Fatal Females: Women Who Kill. Book Review

Fatal Females
Our eclectic team of writers from around Australia – and a couple beyond – with decades of combined experience and interest in all fields.

Warning: steer clear of this paragraph if you've recently eaten.


It's one of the most horrific crime scenes Australian police have ever confronted. In March 2000, an abattoir worker stabbed and skinned her lover, dismembered the corpse, and put the remains into a stew. Katherine Knight claimed insanity, but most experts agreed that she had planned the crime and knew exactly what she was doing.

The majority of Australians have never heard Knight's story. The media deemed it too gory for people to read over their breakfasts. But Libby-Jane Charleston aims to fill you in. Her true crime book Fatal Females covers 13 crimes committed by women, from the gory to the unbelievable.

Charleston, a journalist, was living in WA and closely following the Birnie murders—the case of David and Catherine Birnie, who murdered four women. A friend confided in Charleston that apparently Catherine was more crazy than David.

“It was all the more shocking that a woman was involved, because usually, horrific crimes like that, you just think 'it's the bad guy'. It just got me thinking [about] that whole fascination of female criminals and how women are supposed to be so loving and nurturing, but the reality is that women can be just as bad and men, and I think that's the big surprise for most people.”

Charleston says that there is a misconception that all women who commit crimes are insane.

“If a woman's found guilty of a crime, it's actually easier for society to accept by saying, 'oh she must be crazy', even if she's actually sane. It then gets into the whole 'bad versus mad' issue, where a man is more likely to be seen as bad, but a woman committing the same crime is usually written off as being mad. It's just easier for people to say, 'oh yeah, she must be crazy'.”

Read a few of Charleston's chapters, however, and you'll soon start to see a pattern of senseless kills without any satisfactory reason behind them. It's these stories that Charleston finds the hardest to shake.

“I think the ones that stick with me are the ones that were so senseless, where the perpetrator shows zero remorse, or gives no explanation.”

One such case was that of The Collie Killers. Two teenage girls decided one day to murder their friend and bury her body beneath the house they were in. The two eventually turned themselves in, but their motivation remained unclear.
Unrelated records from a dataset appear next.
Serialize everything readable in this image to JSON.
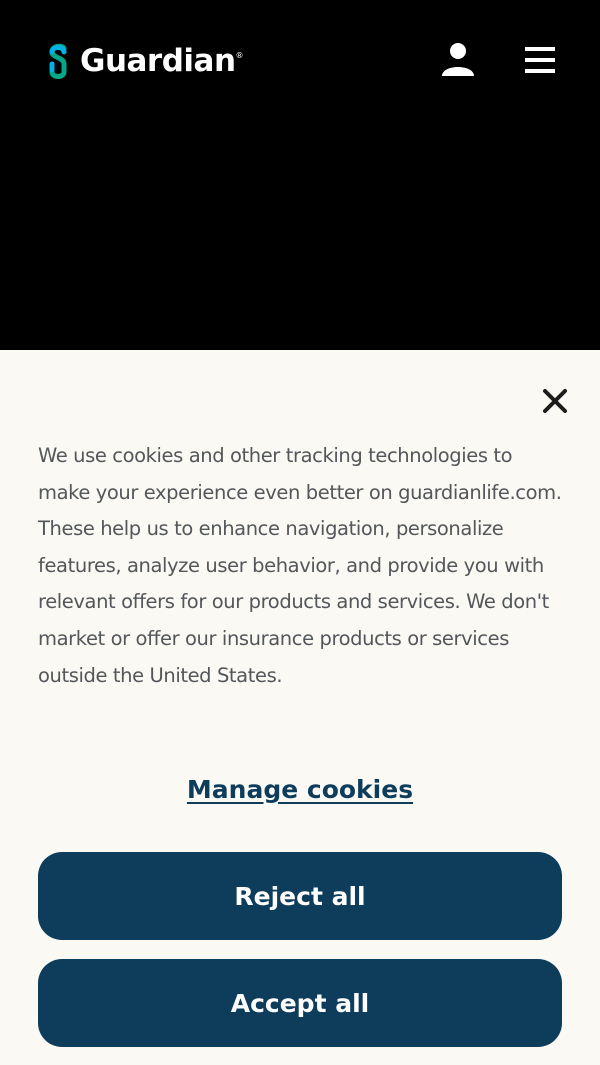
{
  "header": {
    "logo_text": "Guardian",
    "logo_reg": "®",
    "user_icon": "user-icon",
    "menu_icon": "hamburger-menu-icon"
  },
  "cookie_banner": {
    "close_icon": "close-icon",
    "message": "We use cookies and other tracking technologies to make your experience even better on guardianlife.com. These help us to enhance navigation, personalize features, analyze user behavior, and provide you with relevant offers for our products and services. We don't market or offer our insurance products or services outside the United States.",
    "manage_label": "Manage cookies",
    "reject_label": "Reject all",
    "accept_label": "Accept all"
  },
  "colors": {
    "header_bg": "#000000",
    "panel_bg": "#faf9f4",
    "button_bg": "#0e3d5c",
    "logo_green": "#00a887",
    "logo_blue": "#00b2e3",
    "text": "#53565a"
  }
}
“Those girls, the only explanation they ever gave—and it wasn't really an explanation—is they chose strangulation because it's the least messy method, and after all she was [their] friend. So that's the closest they came to any sort of remorse. And you think of the family of the poor girl who died. You know, a lot of people just want to know why, and sometimes there is no reason.”

Charleston spoke to criminal psychiatrists and pored over court transcripts to piece together the often shocking crimes that make up the book. It's not all gore and horror though. There's the incredible story of Lucy Dudko, a librarian who hijacked a helicopter to break her lover out of prison, and prison officer Heather Parker, who fell for an inmate and assisted him in a daring escape.

“The good thing about a book like this is at least people can look at the index and choose which chapters they want to read,” says Charleston.

“Some people might want to avoid some of the more gruesome ones. And I get a mixed response: some people only want to know about the murders, and some people only want to know about the relatively non-violent crimes. There's a good range of stories there. But the other thing about it is most of these women are not mad, they were not found to be insane, and that's what I found surprising because you almost expect a woman to be insane if she does something really, really bad.”

Any misconceptions about what women are capable of will be quickly corrected by Fatal Females.

“It's funny,” Charleston muses. “Because I even tell my kids [and] people always say, 'ooh, watch out for bad men trying to get you in a car'. And someone once pointed out to me, 'well, no, it's actually often the women who will get the kids and take them to the bad man'. I know when I was a kid and we were told stranger-danger, it was always men you'd look out for, but the reality is women can be [just as bad]. It's still rare to find a woman as bad as a man, but it's not unheard of, of course. And that's what I've written about.”

As for the Knight case, it's one that Australians may be grateful has been kept out of the public eye.

“One of the cops apparently still receives trauma counselling, you know, years later,” says Charleston.

“Things like that would just live with you forever, I think. That was probably my least favourite to write about. And I had to put in some gory details but I actually left out a lot of gory details. Writing a book like this makes you think that being the journalist is the easy part.”

Libby-Jane Charleston's Fatal Females is out now for Hardie Grant Books.